L'accelerazione è netta. Già nel 2024 l'aumento era stato del 27%, ma il balzo di quest'anno segna un punto di svolta che la stessa azienda riconosce come senza precedenti. Nel rapporto si legge che «il percorso per raggiungere le nostre ambizioni climatiche non sarà lineare, perché l'espansione dell'infrastruttura AI sta accelerando più velocemente della decarbonizzazione della rete elettrica». Google sottolinea di aver contenuto le emissioni operative di carbonio continuando ad acquistare enormi quantità di energia pulita.

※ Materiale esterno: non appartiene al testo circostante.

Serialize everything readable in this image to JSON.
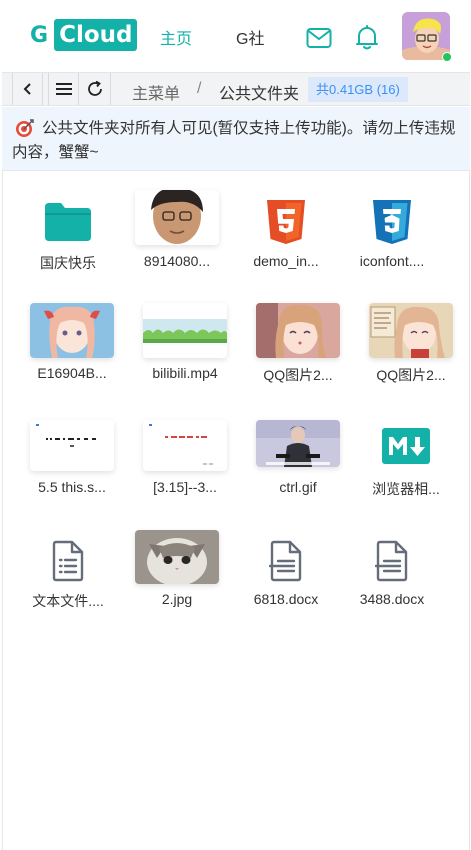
{
  "brand": {
    "g": "G",
    "cloud": "Cloud"
  },
  "nav": {
    "home": "主页",
    "community": "G社"
  },
  "toolbar": {
    "breadcrumb_root": "主菜单",
    "breadcrumb_sep": "/",
    "breadcrumb_current": "公共文件夹",
    "size_badge": "共0.41GB (16)"
  },
  "notice": {
    "icon": "target-icon",
    "text": "公共文件夹对所有人可见(暂仅支持上传功能)。请勿上传违规内容，蟹蟹~"
  },
  "colors": {
    "accent": "#14b1a8",
    "badge_text": "#3d8ff5",
    "badge_bg": "#dbe9fa",
    "notice_bg": "#eff5fc"
  },
  "files": [
    {
      "name": "国庆快乐",
      "type": "folder"
    },
    {
      "name": "8914080...",
      "type": "image"
    },
    {
      "name": "demo_in...",
      "type": "html"
    },
    {
      "name": "iconfont....",
      "type": "css"
    },
    {
      "name": "E16904B...",
      "type": "image"
    },
    {
      "name": "bilibili.mp4",
      "type": "video"
    },
    {
      "name": "QQ图片2...",
      "type": "image"
    },
    {
      "name": "QQ图片2...",
      "type": "image"
    },
    {
      "name": "5.5 this.s...",
      "type": "image"
    },
    {
      "name": "[3.15]--3...",
      "type": "image"
    },
    {
      "name": "ctrl.gif",
      "type": "gif"
    },
    {
      "name": "浏览器相...",
      "type": "markdown"
    },
    {
      "name": "文本文件....",
      "type": "text"
    },
    {
      "name": "2.jpg",
      "type": "image"
    },
    {
      "name": "6818.docx",
      "type": "docx"
    },
    {
      "name": "3488.docx",
      "type": "docx"
    }
  ]
}
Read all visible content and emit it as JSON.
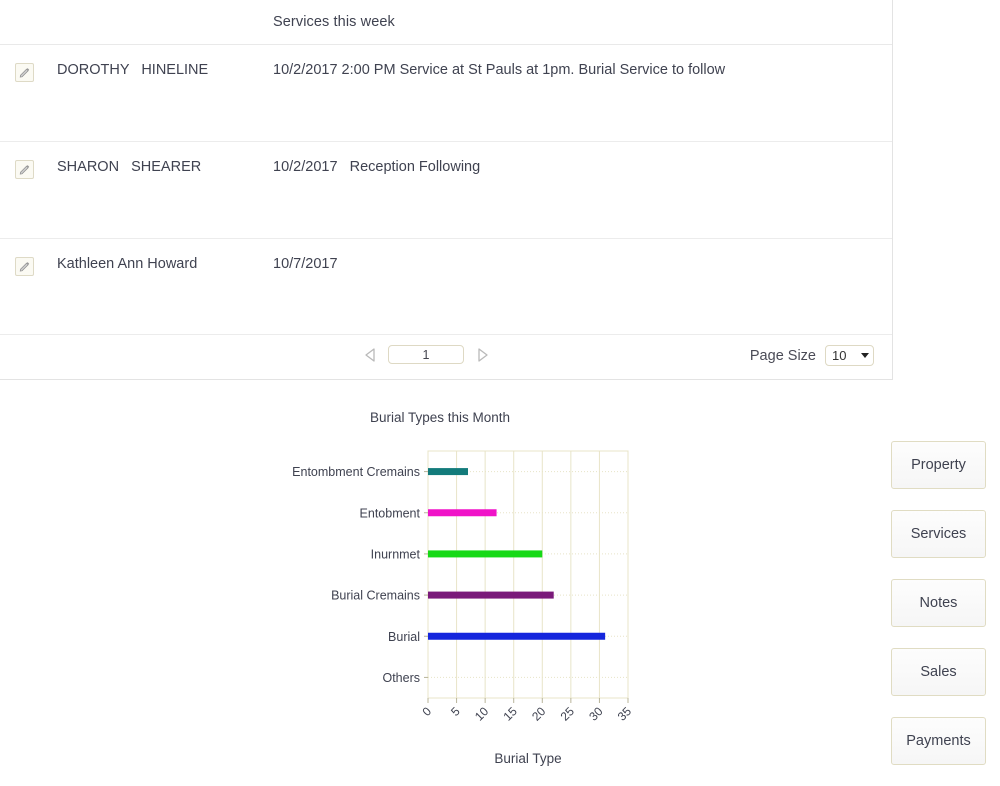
{
  "services_grid": {
    "column_header": "Services this week",
    "rows": [
      {
        "edit_icon": "pencil-edit-icon",
        "name": "DOROTHY   HINELINE",
        "description": "10/2/2017 2:00 PM Service at St Pauls at 1pm. Burial Service to follow"
      },
      {
        "edit_icon": "pencil-edit-icon",
        "name": "SHARON   SHEARER",
        "description": "10/2/2017   Reception Following"
      },
      {
        "edit_icon": "pencil-edit-icon",
        "name": "Kathleen Ann Howard",
        "description": "10/7/2017"
      }
    ],
    "pager": {
      "prev_icon": "triangle-left-icon",
      "next_icon": "triangle-right-icon",
      "page_number": "1",
      "page_size_label": "Page Size",
      "page_size_value": "10",
      "page_size_caret_icon": "caret-down-icon"
    }
  },
  "side_buttons": [
    {
      "label": "Property"
    },
    {
      "label": "Services"
    },
    {
      "label": "Notes"
    },
    {
      "label": "Sales"
    },
    {
      "label": "Payments"
    }
  ],
  "chart_data": {
    "type": "bar",
    "orientation": "horizontal",
    "title": "Burial Types this Month",
    "xlabel": "Burial Type",
    "ylabel": "",
    "categories": [
      "Others",
      "Burial",
      "Burial Cremains",
      "Inurnmet",
      "Entobment",
      "Entombment Cremains"
    ],
    "values": [
      0,
      31,
      22,
      20,
      12,
      7
    ],
    "colors": [
      "#c0c0c0",
      "#1526dd",
      "#7a1a7a",
      "#16d916",
      "#f013c8",
      "#137b7b"
    ],
    "xlim": [
      0,
      35
    ],
    "xticks": [
      0,
      5,
      10,
      15,
      20,
      25,
      30,
      35
    ],
    "xtick_labels": [
      "0",
      "5",
      "10",
      "15",
      "20",
      "25",
      "30",
      "35"
    ],
    "xtick_rotation": -45,
    "grid": true,
    "grid_color": "#e8e4c8",
    "legend": "none"
  }
}
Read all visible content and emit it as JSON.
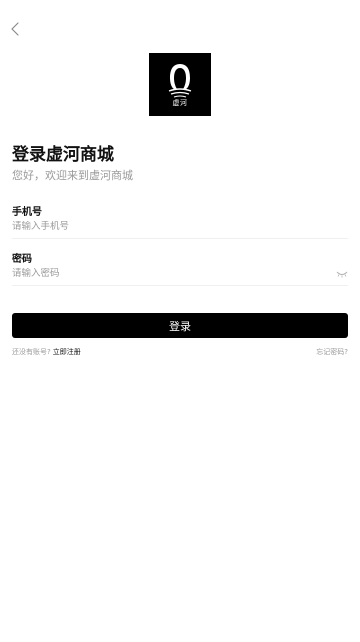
{
  "header": {
    "back_icon": "chevron-left-icon"
  },
  "logo": {
    "text": "虚河"
  },
  "page": {
    "title": "登录虚河商城",
    "subtitle": "您好，欢迎来到虚河商城"
  },
  "form": {
    "phone": {
      "label": "手机号",
      "placeholder": "请输入手机号",
      "value": ""
    },
    "password": {
      "label": "密码",
      "placeholder": "请输入密码",
      "value": "",
      "toggle_icon": "eye-closed-icon"
    },
    "submit_label": "登录"
  },
  "footer": {
    "register_prompt": "还没有账号?",
    "register_link": "立即注册",
    "forgot_link": "忘记密码?"
  },
  "colors": {
    "primary": "#000000",
    "muted_text": "#9a9a9a",
    "divider": "#f0f0f0"
  }
}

La tensione tra la fame di elettricità delle infrastrutture cloud e gli obiettivi ambientali non è una novità, ma la dimensione del fenomeno inizia a pesare sulle strategie di chi deve decidere dove far girare i carichi di lavoro AI. Se da un lato gli hyperscaler possono negoziare power purchase agreement (PPA) per rinnovabili su scala globale, dall'altro la concentrazione della domanda nei loro data center solleva interrogativi sulla trasparenza e sulla reale addizionalità delle fonti pulite acquistate.

Per le organizzazioni che valutano deployment on-premise o self-hosted, il rapporto di Google offre uno spunto concreto. Un'infrastruttura locale, gestita in prima persona, permette un controllo diretto sulle fonti energetiche e sulle strategie di efficienza, dal raffreddamento adiabatico all'integrazione con impianti fotovoltaici in sede. Tuttavia, replicare la capacità di approvvigionamento e la resilienza di un cloud provider richiede competenze interne e investimenti in hardware che non sempre si ripagano subito sul piano del TCO. L'aumento dei consumi segnala anche che l'inference e il training su larga scala potrebbero diventare sempre più costosi in termini energetici, spingendo verso tecniche di ottimizzazione come la quantization o l'adozione di framework di serving più parsimoniosi.

Il nodo centrale resta la velocità con cui l'IA divora risorse. Un incremento del 37% in un solo anno, dopo una crescita già robusta, indica che il settore è entrato in una fase in cui la sostenibilità non può essere un'aggiunta a posteriori, ma deve guidare le scelte architetturali fin dalla progettazione. Chi costruisce soluzioni on-premise può cogliere l'occasione per integrare nativamente il monitoraggio dei consumi e il bilanciamento energetico, mentre chi resta in cloud dovrà chiedere conto ai vendor di quanto l'energia verde dichiarata sia davvero aggiuntiva rispetto al mix di rete.

Intanto Google ribadisce l'intenzione di «scalare energia pulita abbondante e accessibile a livello globale» e di investire in innovazioni tecniciche per ridurre le emissioni dell'intero settore. Un impegno che la cronaca energetica del 2025 rende più urgente che mai.